Le dieu Shiva - originel destructeur
du mal, tueur de démons,
protecteur et observateur omniscient
de l'univers -
testait la patience de sa femme.
Jadis, l'union entre Shiva et
Parvati était grandiose.
Ils maintenaient l'équilibre
entre la pensée et l'action,
sur lequel le bien-être du monde reposait.

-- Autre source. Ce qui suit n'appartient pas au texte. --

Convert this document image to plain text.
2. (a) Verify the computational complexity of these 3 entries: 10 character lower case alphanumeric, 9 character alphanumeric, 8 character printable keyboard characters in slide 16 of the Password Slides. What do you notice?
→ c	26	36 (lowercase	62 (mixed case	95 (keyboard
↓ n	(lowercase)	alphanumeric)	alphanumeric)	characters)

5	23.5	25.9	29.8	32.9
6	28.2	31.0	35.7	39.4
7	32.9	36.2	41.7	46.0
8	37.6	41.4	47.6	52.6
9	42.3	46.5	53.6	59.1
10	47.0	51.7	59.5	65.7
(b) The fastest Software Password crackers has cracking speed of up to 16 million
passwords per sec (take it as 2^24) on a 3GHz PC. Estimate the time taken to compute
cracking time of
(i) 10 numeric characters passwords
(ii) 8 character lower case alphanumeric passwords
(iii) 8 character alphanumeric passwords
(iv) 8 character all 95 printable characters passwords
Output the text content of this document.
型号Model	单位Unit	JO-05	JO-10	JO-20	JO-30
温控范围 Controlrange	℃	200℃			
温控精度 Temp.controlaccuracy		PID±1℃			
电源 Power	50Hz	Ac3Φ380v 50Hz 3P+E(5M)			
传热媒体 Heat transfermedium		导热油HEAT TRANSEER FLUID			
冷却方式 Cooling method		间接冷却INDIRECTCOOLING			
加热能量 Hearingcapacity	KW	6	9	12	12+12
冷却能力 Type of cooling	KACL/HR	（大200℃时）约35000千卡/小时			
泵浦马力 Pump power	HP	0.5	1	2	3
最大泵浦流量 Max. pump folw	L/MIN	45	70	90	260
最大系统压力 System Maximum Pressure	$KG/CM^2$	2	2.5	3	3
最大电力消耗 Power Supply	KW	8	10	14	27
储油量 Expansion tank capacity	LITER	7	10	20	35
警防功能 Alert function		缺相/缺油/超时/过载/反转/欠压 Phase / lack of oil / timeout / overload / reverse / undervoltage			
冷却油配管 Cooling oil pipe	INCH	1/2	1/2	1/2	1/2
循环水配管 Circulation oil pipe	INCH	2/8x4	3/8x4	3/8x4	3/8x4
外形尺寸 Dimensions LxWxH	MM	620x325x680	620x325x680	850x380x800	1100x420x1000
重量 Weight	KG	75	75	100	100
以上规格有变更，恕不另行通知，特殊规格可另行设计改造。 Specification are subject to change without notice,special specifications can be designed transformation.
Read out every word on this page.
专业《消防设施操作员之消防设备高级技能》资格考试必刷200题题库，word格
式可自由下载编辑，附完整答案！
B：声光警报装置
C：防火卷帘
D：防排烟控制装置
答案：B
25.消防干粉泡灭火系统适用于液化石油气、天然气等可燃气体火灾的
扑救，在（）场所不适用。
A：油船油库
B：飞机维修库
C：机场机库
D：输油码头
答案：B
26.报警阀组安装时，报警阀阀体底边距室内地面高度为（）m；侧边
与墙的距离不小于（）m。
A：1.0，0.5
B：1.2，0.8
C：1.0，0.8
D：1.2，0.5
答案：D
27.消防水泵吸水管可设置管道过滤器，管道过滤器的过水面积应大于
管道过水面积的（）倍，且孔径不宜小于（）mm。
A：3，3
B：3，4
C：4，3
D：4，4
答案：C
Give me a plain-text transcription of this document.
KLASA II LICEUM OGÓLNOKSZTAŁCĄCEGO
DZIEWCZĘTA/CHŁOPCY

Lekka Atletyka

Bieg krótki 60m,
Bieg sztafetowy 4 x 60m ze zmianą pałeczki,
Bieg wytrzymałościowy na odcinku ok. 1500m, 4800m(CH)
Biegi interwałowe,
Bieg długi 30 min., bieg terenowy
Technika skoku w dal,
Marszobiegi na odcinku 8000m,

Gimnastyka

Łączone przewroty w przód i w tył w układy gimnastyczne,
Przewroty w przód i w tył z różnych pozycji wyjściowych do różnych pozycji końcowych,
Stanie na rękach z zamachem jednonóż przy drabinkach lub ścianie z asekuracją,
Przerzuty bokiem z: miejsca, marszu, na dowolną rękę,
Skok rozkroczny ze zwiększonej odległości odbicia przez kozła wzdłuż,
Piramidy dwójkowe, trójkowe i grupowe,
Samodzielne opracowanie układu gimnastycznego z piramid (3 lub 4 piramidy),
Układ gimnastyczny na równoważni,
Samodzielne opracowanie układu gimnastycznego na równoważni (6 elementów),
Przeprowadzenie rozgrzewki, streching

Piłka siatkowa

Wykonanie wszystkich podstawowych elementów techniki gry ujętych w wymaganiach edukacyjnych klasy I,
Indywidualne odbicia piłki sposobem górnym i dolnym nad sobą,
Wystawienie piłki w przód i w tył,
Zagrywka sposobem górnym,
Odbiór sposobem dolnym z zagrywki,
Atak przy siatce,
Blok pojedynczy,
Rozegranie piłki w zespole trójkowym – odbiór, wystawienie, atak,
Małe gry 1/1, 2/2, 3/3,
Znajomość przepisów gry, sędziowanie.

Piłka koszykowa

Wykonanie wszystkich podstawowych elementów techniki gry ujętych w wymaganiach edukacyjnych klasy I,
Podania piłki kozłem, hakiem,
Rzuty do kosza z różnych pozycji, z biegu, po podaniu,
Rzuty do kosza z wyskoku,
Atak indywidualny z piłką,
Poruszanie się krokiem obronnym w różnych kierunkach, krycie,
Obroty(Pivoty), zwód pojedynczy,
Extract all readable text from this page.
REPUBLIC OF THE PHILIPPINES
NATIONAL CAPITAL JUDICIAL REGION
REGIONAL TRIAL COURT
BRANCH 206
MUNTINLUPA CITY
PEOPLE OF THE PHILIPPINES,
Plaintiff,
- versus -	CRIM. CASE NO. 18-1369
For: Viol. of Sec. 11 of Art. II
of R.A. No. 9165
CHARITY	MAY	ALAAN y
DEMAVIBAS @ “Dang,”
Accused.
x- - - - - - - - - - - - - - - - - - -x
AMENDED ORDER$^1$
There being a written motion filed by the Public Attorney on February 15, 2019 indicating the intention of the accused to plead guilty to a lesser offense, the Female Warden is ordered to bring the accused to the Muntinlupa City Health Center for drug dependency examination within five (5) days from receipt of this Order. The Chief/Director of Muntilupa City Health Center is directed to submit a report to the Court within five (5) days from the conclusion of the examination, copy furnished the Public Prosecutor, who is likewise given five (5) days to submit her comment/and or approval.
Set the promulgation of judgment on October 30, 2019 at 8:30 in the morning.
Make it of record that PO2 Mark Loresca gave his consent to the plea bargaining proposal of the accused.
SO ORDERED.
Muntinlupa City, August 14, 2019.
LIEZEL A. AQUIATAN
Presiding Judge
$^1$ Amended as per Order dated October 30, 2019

Sans Parvati comme agent de l'énergie,
de la croissance
et de la transformation sur Terre,
Shiva serait un observateur détaché,
et le monde resterait statique.
Mais ensemble, ils formaient une union
divine appelée Ardhanarishvara -
une combinaison sacrée
qui apportait fertilité et connexion
à tous les êtres vivants.
Pour ces raisons, Parvati était
vénérée partout
comme la mère du monde naturel --
et comme le contrepoint indispensable
aux pouvoirs de création de Shiva.
Elle surveillait le confort matériel
des hommes ;
et s'assurait que les habitants de
la Terre étaient liés les uns aux autres
physiquement, émotionnellement
et spirituellement.
Pourtant, un clivage se créa
entre ces deux redoutables forces.
Alors que Parvati prenait soin
de la vie quotidienne,
Shiva commença à déprécier
le travail fondamental de sa femme -
et insista pour discuter
de leurs rôles dans l'univers.
Il croyait que Brahma,
le Créateur du monde,
avait conçu le plan matériel
uniquement pour sa propre fantaisie.
Ainsi, toutes les choses matérielles
n'étaient que pur divertissement
appelées māyā -
rien qu'une illusion cosmique.
Pendant des millénaires, Parvati
s'était contentée de sourire
sachant pertinemment que Shiva
répudiait ce qu'elle cultivait.
Mais à Son ultime reproche,
elle sut qu'elle devait prouver
l'importance de son travail
une bonne fois pour toute.
Elle prit congé du monde,
retirant ainsi sa moitié d'énergie
cosmique qui faisait tourner la Terre.
Dès qu'elle fut partie, un vide soudain,
terrifiant et universel
enveloppa le monde dans
un silence inquiétant.
Sans Parvati, la terre devint
sèche et aride.
Les rivières s'asséchèrent et les cultures
se flétrirent dans les champs.
La famine frappa l'humanité.
Les parents luttèrent pour
consoler leurs enfants affamés
alors que leur propre estomac grondait.
Sans nourriture, plus personne ne se
rassemblait autour de bols de riz remplis,
et tous se retirèrent du monde
qui s'obscurcissait.
À Sa grande stupeur,
Shiva ressentit également le profond vide
laissé par l'absence de sa femme.
Malgré Son pouvoir suprême,
il réalisa qu'Il n'était pas à l'abri
du besoin de subsistance,
et Sa soif était
incommensurable et insupportable.
Alors que Shiva désespérait
au-dessus de la Terre désolée,
Il réalisa que le monde matériel
ne pouvait pas être répudié si facilement.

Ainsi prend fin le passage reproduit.